By inspection of the truth table we can see that the entailment fails; in the third model (where $P$ is false and $Q$ is true), both assumptions are true, but the conclusion is false. We conclude that

(P\to Q),\ \ \lnot P\ \not\vDash\ \lnot Q.

Example

Now suppose we want to know whether $\ \vDash (P\to (Q\to P))$ . (Recall that this means that $(P\to (Q\to P))$ is valid, i.e., true in every model.)

Again, there are four possible models and we can build a truth table. Previously we had columns for each assumption and conclusion, but just to make the calculations easier to do by hand, we can add a column for the intermediate formula $(Q\to P)$ .

$P$	$Q$	$(Q\to P)$	$(P\to(Q\to P))$
T	T	T	T
T	F	T	T
F	T	F	T
F	F	T	T

By inspection of the truth table we can see that the conclusion is true in every model. Thus the entailment holds and $(P\to(Q\to P))$ is valid.

Example

Finally, suppose we want to know whether $\bot \vDash P$ .

This time there are only two models (not because of the $\bot$ , but because this entailment doesn’t involve $Q$ , so we only care whether $P$ is true or false). We build the truth table. (We didn’t have to repeat the conclusion $P$ in the third column, but it’s harmless and my personal preference is to put the conclusion in the final column.)

$P$	$\bot$	$P$
T	F	T
F	F	F

The entailment holds, because in all models where the assumption $\bot$ is true (all zero of them), the conclusion $P$ is true.

Another way to think about this: the entailment holds because there are no counterexamples, i.e., no model where the assumption $\bot$ is true and the conclusion $P$ is false.

Logical Equivalence

WFFs ${\cal A}$ and ${\cal B}$ are logically equivalent if ${\cal A} \vDash {\cal B}$ and ${\cal B} \vDash {\cal A}$ . In this case, we write

{\cal A} \equiv {\cal B}.

An easier way to say this is that ${\cal A} \equiv {\cal B}$ whenever ${\cal A}$ and ${\cal B}$ have the same truth value in every model (i.e., no matter value we give their propositional variables, either ${\cal A}$ and ${\cal B}$ are both true, or they’re both false).

The following equivalences are important, and should be memorized.

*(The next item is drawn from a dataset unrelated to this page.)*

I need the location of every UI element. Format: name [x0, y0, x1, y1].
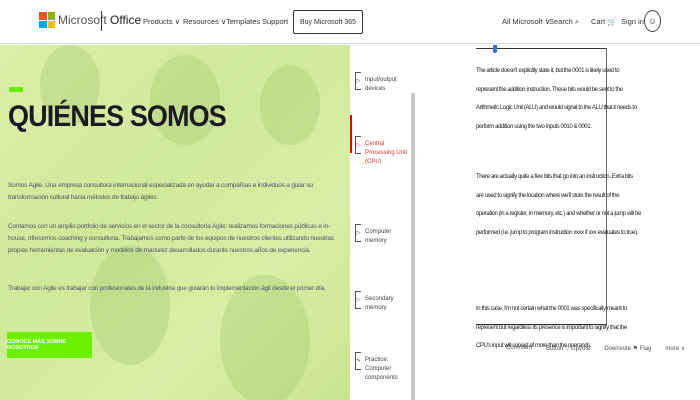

${\cal A} \ \ \equiv \ \ \lnot\lnot {\cal A}$
${\cal A}\to {\cal B} \ \ \equiv \ \ \lnot {\cal A}\ \lor\ {\cal B}$
${\cal A}\to {\cal B} \ \ \equiv \ \ (\lnot {\cal B}\ \to\ \lnot {\cal A})$ (contrapositive)
$\lnot ({\cal A}\land {\cal B}) \ \ \equiv \ \ (\lnot {\cal A} \ \lor\ \lnot {\cal B})$ (DeMorgan’s Law)
$\lnot ({\cal A}\lor {\cal B}) \ \ \equiv \ \ (\lnot {\cal A} \ \land\ \lnot {\cal B})$ (DeMorgan’s Law)
$\lnot ({\cal A}\to {\cal B}) \ \ \equiv \ \ ({\cal A} \ \land\ \lnot {\cal B})$
$\lnot {\cal A} \ \ \equiv \ \ ({\cal A} \to \bot)$

Because equivalence preserves truth value, we can apply these equations inside other formulas without changing the truth value:

\lnot(P\to\lnot Q) \ \ \equiv \ \ (P\land \lnot\lnot Q) \ \ \equiv \ \ (P\land Q).